It is estimated that approximately 40% of the population in the United States will experience some form of dizziness or balance difficulty over the course of a lifetime (National Institute on Deafness and Other Communication Disorders [NIDCD], 2014). The true incidence and prevalence of balance system disorders in adults and children are unknown. This may be due, in part, to the wide range of symptoms attributable to balance disorders, the underlying cause(s), the length or frequency of the disorder, and the varied diagnostic techniques used for detection.
An epidemiological study conducted in the United States using data from the 2001-2004 National Health and Nutrition Examination Surveys (Centers for Disease Control and Prevention) suggests that 35% of adults aged 40 years or older—approximately 69 million Americans—demonstrate some form of vestibular dysfunction when tested with a postural metric (Agrawal, Carey, Della Santina, Schubert, & Minor, 2009). A 2008 Balance and Dizziness Supplement to the U.S. National Health Interview Survey (Neuhauser et al., 2005) expressed that symptom reports of dizziness and imbalance in adults (within the past year) increased with age (Ward, Agrawal, Hoffman, Carey, & Santina, 2013). Additional population-based studies found that 30% of adults aged 65 years and older experience some form of dizziness (Colledge, Wilson, Macintyre, & MacLennan, 1994), and 24% of adults aged 72 years and older reported symptoms of dizziness lasting at least 1 month (Tinetti, Williams, & Gill, 2000).
Statistics for balance system disorders can vary by type of disorder and how long it lasts. According to the NIDCD, 4% of adults—8 million Americans—reported a chronic problem with balance, and an additional 1.1% (2.4 million) reported a chronic problem with dizziness (NIDCD, 2005).
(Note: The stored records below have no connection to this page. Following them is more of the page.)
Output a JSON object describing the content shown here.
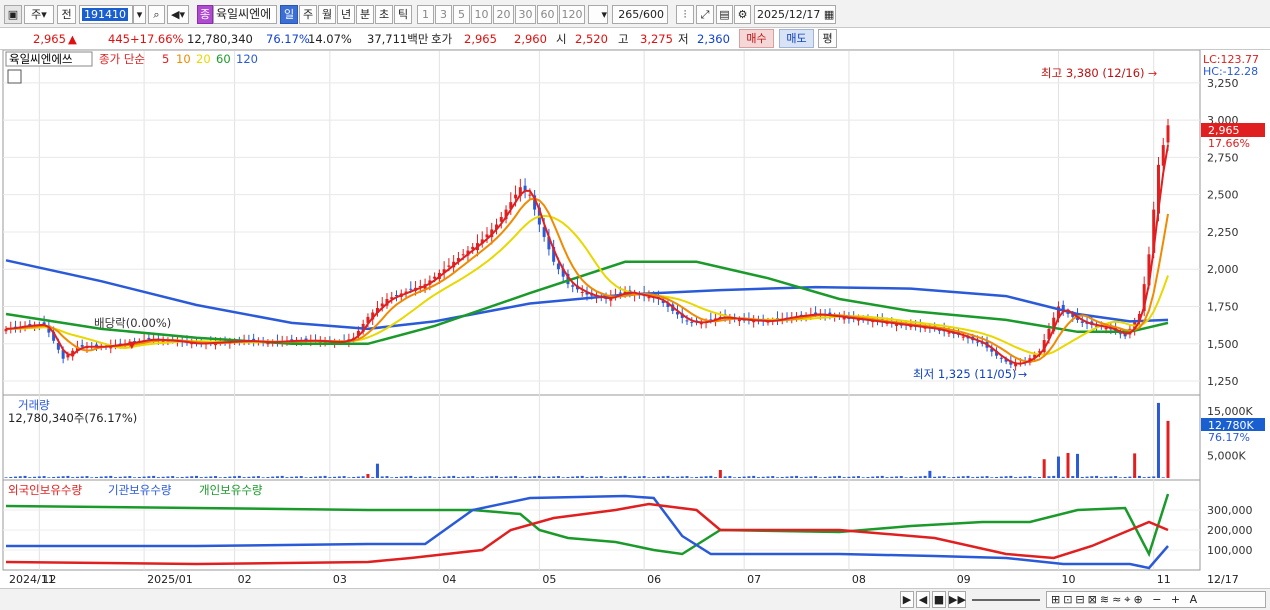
{
  "toolbar": {
    "market": "주",
    "prev": "전",
    "code": "191410",
    "stock_badge": "종",
    "stock_name": "육일씨엔에",
    "periods": [
      "일",
      "주",
      "월",
      "년",
      "분",
      "초",
      "틱"
    ],
    "active_period": "일",
    "intervals": [
      "1",
      "3",
      "5",
      "10",
      "20",
      "30",
      "60",
      "120"
    ],
    "count_value": "265",
    "count_max": "/600",
    "date_value": "2025/12/17"
  },
  "info": {
    "price": "2,965",
    "change": "445",
    "change_pct": "+17.66%",
    "volume": "12,780,340",
    "vol_ratio": "76.17%",
    "turnover": "14.07%",
    "amount": "37,711백만",
    "quote_label": "호가",
    "ask": "2,965",
    "bid": "2,960",
    "open_label": "시",
    "open": "2,520",
    "high_label": "고",
    "high": "3,275",
    "low_label": "저",
    "low": "2,360",
    "buy_btn": "매수",
    "sell_btn": "매도",
    "eval_btn": "평"
  },
  "chart_data": {
    "type": "candlestick",
    "price_legend": {
      "name": "육일씨엔에쓰",
      "series_label": "종가 단순",
      "ma_periods": [
        "5",
        "10",
        "20",
        "60",
        "120"
      ],
      "ma_colors": [
        "#e02020",
        "#f08a00",
        "#e8d800",
        "#1a9a2a",
        "#2a5ad8"
      ]
    },
    "lc": "LC:123.77",
    "hc": "HC:-12.28",
    "max_label": "최고 3,380 (12/16)",
    "min_label": "최저 1,325 (11/05)",
    "dividend_label": "배당락(0.00%)",
    "last_price_tag": "2,965",
    "last_pct_tag": "17.66%",
    "y_ticks": [
      "3,250",
      "3,000",
      "2,750",
      "2,500",
      "2,250",
      "2,000",
      "1,750",
      "1,500",
      "1,250"
    ],
    "y_tick_values": [
      3250,
      3000,
      2750,
      2500,
      2250,
      2000,
      1750,
      1500,
      1250
    ],
    "ylim": [
      1190,
      3430
    ],
    "x_ticks": [
      "2024/11",
      "12",
      "2025/01",
      "02",
      "03",
      "04",
      "05",
      "06",
      "07",
      "08",
      "09",
      "10",
      "11",
      "12",
      "12/17"
    ],
    "price_path": [
      [
        0,
        1600
      ],
      [
        4,
        1620
      ],
      [
        8,
        1630
      ],
      [
        10,
        1520
      ],
      [
        12,
        1400
      ],
      [
        15,
        1480
      ],
      [
        20,
        1480
      ],
      [
        25,
        1500
      ],
      [
        30,
        1530
      ],
      [
        35,
        1520
      ],
      [
        40,
        1500
      ],
      [
        45,
        1510
      ],
      [
        50,
        1520
      ],
      [
        55,
        1510
      ],
      [
        60,
        1520
      ],
      [
        65,
        1520
      ],
      [
        70,
        1510
      ],
      [
        73,
        1540
      ],
      [
        76,
        1680
      ],
      [
        80,
        1800
      ],
      [
        84,
        1850
      ],
      [
        88,
        1900
      ],
      [
        92,
        2000
      ],
      [
        96,
        2100
      ],
      [
        100,
        2200
      ],
      [
        103,
        2300
      ],
      [
        106,
        2450
      ],
      [
        108,
        2550
      ],
      [
        110,
        2500
      ],
      [
        112,
        2300
      ],
      [
        115,
        2050
      ],
      [
        118,
        1900
      ],
      [
        122,
        1830
      ],
      [
        126,
        1800
      ],
      [
        130,
        1850
      ],
      [
        134,
        1820
      ],
      [
        137,
        1800
      ],
      [
        140,
        1720
      ],
      [
        143,
        1650
      ],
      [
        146,
        1640
      ],
      [
        150,
        1680
      ],
      [
        155,
        1660
      ],
      [
        160,
        1650
      ],
      [
        165,
        1680
      ],
      [
        170,
        1700
      ],
      [
        175,
        1680
      ],
      [
        180,
        1660
      ],
      [
        185,
        1640
      ],
      [
        190,
        1620
      ],
      [
        195,
        1600
      ],
      [
        200,
        1560
      ],
      [
        205,
        1500
      ],
      [
        208,
        1420
      ],
      [
        211,
        1360
      ],
      [
        214,
        1380
      ],
      [
        217,
        1450
      ],
      [
        219,
        1600
      ],
      [
        221,
        1750
      ],
      [
        223,
        1700
      ],
      [
        226,
        1640
      ],
      [
        229,
        1620
      ],
      [
        232,
        1600
      ],
      [
        235,
        1550
      ],
      [
        238,
        1700
      ],
      [
        240,
        2100
      ],
      [
        242,
        2700
      ],
      [
        244,
        2965
      ]
    ],
    "ma120_path": [
      [
        0,
        2060
      ],
      [
        20,
        1920
      ],
      [
        40,
        1760
      ],
      [
        60,
        1640
      ],
      [
        76,
        1600
      ],
      [
        90,
        1650
      ],
      [
        110,
        1770
      ],
      [
        130,
        1830
      ],
      [
        150,
        1860
      ],
      [
        170,
        1880
      ],
      [
        190,
        1870
      ],
      [
        210,
        1820
      ],
      [
        225,
        1700
      ],
      [
        236,
        1650
      ],
      [
        244,
        1660
      ]
    ],
    "ma60_path": [
      [
        0,
        1700
      ],
      [
        20,
        1600
      ],
      [
        40,
        1540
      ],
      [
        60,
        1500
      ],
      [
        76,
        1500
      ],
      [
        90,
        1620
      ],
      [
        110,
        1840
      ],
      [
        130,
        2050
      ],
      [
        145,
        2050
      ],
      [
        160,
        1940
      ],
      [
        175,
        1800
      ],
      [
        190,
        1720
      ],
      [
        210,
        1660
      ],
      [
        225,
        1580
      ],
      [
        236,
        1580
      ],
      [
        244,
        1640
      ]
    ],
    "volume": {
      "title": "거래량",
      "value_label": "12,780,340주(76.17%)",
      "y_ticks": [
        "15,000K",
        "5,000K"
      ],
      "y_tick_values": [
        15000,
        5000
      ],
      "ymax": 17000,
      "tag": "12,780K",
      "tag_pct": "76.17%",
      "bars": [
        [
          76,
          900
        ],
        [
          78,
          3200
        ],
        [
          150,
          1800
        ],
        [
          194,
          1600
        ],
        [
          218,
          4200
        ],
        [
          221,
          4800
        ],
        [
          223,
          5600
        ],
        [
          225,
          5400
        ],
        [
          237,
          5500
        ],
        [
          242,
          16800
        ],
        [
          244,
          12780
        ]
      ]
    },
    "holdings": {
      "legend": [
        "외국인보유수량",
        "기관보유수량",
        "개인보유수량"
      ],
      "colors": [
        "#e02020",
        "#2a5ad8",
        "#1a9a2a"
      ],
      "y_ticks": [
        "300,000",
        "200,000",
        "100,000"
      ],
      "y_tick_values": [
        300000,
        200000,
        100000
      ],
      "ylim": [
        0,
        400000
      ],
      "foreign": [
        [
          0,
          40000
        ],
        [
          40,
          30000
        ],
        [
          76,
          40000
        ],
        [
          85,
          60000
        ],
        [
          100,
          100000
        ],
        [
          106,
          200000
        ],
        [
          115,
          260000
        ],
        [
          128,
          300000
        ],
        [
          135,
          330000
        ],
        [
          145,
          300000
        ],
        [
          150,
          200000
        ],
        [
          175,
          200000
        ],
        [
          195,
          160000
        ],
        [
          210,
          80000
        ],
        [
          220,
          60000
        ],
        [
          228,
          120000
        ],
        [
          236,
          200000
        ],
        [
          240,
          240000
        ],
        [
          244,
          200000
        ]
      ],
      "institution": [
        [
          0,
          120000
        ],
        [
          40,
          120000
        ],
        [
          76,
          130000
        ],
        [
          88,
          130000
        ],
        [
          98,
          300000
        ],
        [
          110,
          360000
        ],
        [
          130,
          370000
        ],
        [
          136,
          360000
        ],
        [
          142,
          170000
        ],
        [
          148,
          80000
        ],
        [
          175,
          80000
        ],
        [
          195,
          70000
        ],
        [
          210,
          60000
        ],
        [
          222,
          30000
        ],
        [
          236,
          30000
        ],
        [
          240,
          10000
        ],
        [
          244,
          120000
        ]
      ],
      "individual": [
        [
          0,
          320000
        ],
        [
          40,
          310000
        ],
        [
          76,
          300000
        ],
        [
          98,
          300000
        ],
        [
          108,
          280000
        ],
        [
          112,
          200000
        ],
        [
          118,
          160000
        ],
        [
          128,
          140000
        ],
        [
          136,
          100000
        ],
        [
          142,
          80000
        ],
        [
          150,
          200000
        ],
        [
          175,
          190000
        ],
        [
          190,
          220000
        ],
        [
          205,
          240000
        ],
        [
          215,
          240000
        ],
        [
          225,
          300000
        ],
        [
          235,
          310000
        ],
        [
          240,
          80000
        ],
        [
          244,
          380000
        ]
      ]
    }
  }
}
An additional study reported a 12-month prevalence of vestibular vertigo in adults to be roughly 5% and an incidence to be 1.4% (Neuhauser, 2007). Benign paroxysmal positional vertigo (BPPV), the most commonly reported vestibular disorder, accounted for approximately 50% of cases reported in older adults (von Brevern et al., 2007). Based on the study criteria, these authors reported a 1-year BPPV prevalence of 1.6% and a lifetime prevalence of 2.4%. The prevalence increased to 3.4% for individuals 60 years of age or older (von Brevern et al., 2007).
Dizziness and balance disorders can also occur in children (Rine, 2009). Dizziness and vertigo in the pediatric population is estimated to occur in 8%-18% of children (O'Reilly, Grindle, Zwicky, & Morlet, 2011; Niemensivu, Pyykkö, Wiener-Vacher, & Kentala, 2006). In samples of school-age children, 15% had experienced at least one episode of vertigo in the previous year (Humphriss & Hall, 2011; Russell & Abu-Arafeh, 1999). The reported incidence of dizziness varies in relation to the research methods utilized for accumulating data and the clinic where the patients were evaluated. Emerging data suggest that significant associations exist between children diagnosed with balance disorders and reports of hearing loss, syncope, and headache (O'Reilly et al., 2010).